Document Image Retrieval Using Deep Features

Document Image Retrieval Using Deep Features

Wiggers, Kelly L. and Britto, Alceu S. and Heutte, Laurent and Koerich, Alessandro L. and Oliveira, Luiz Eduardo S.

Proceedings of the International Joint Conference on Neural Networks 2018

Abstract : This paper proposes a novel approach for content based graphical object retrieval in document images. The chal- lenge is to search for occurrences of a queried graphical objects in document images that can vary in terms of color, shape, texture and quality, increasing considerably the level of difficulty of the retrieval process.
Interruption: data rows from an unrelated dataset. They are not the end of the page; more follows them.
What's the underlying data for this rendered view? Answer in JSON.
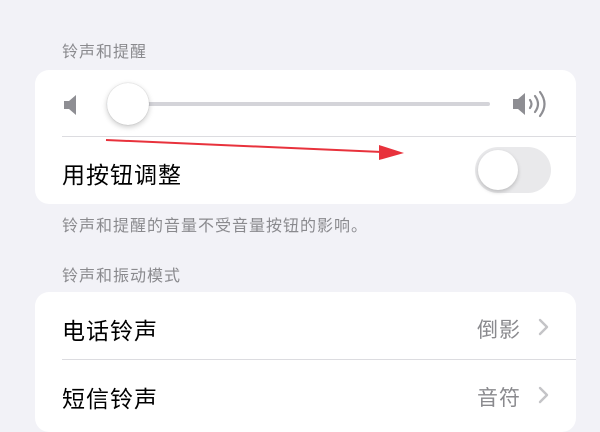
{
  "ringer": {
    "header": "铃声和提醒",
    "volume_level": 0.0,
    "adjust_label": "用按钮调整",
    "adjust_enabled": false,
    "footer": "铃声和提醒的音量不受音量按钮的影响。"
  },
  "patterns": {
    "header": "铃声和振动模式",
    "rows": [
      {
        "label": "电话铃声",
        "value": "倒影"
      },
      {
        "label": "短信铃声",
        "value": "音符"
      }
    ]
  },
  "icons": {
    "volume_low": "speaker-low-icon",
    "volume_high": "speaker-high-icon",
    "chevron": "chevron-right-icon"
  },
  "colors": {
    "accent": "#0a84ff",
    "annotation_arrow": "#e8323c",
    "secondary_text": "#8a8a8e",
    "background": "#f2f2f7"
  }
}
To that end, the manual feature engineering is avoided by learning the image representation for the retrieval task using a Convolutional Neural Network (CNN). However, such a representation should be as compact as possible to allow a fast document image retrieval and storage. Thus, a pretrained CNN model is used to cope with the lack of training data, which is fine tuned to achieve a compact yet discriminant representation of the graphical objects. From experiments conducted on the public Tobacco800 document image collection, we show that the proposed method compares favorably against state-of-the- art document image retrieval methods, reaching 0.72 of average precision (m A P). In addition, an increase of 4 percentage points in the average precision is observed using a compact deep representation in which the number of features is reduced by 16 times, thus allowing a reduction of 47% in terms of computation time by the image retrieval task.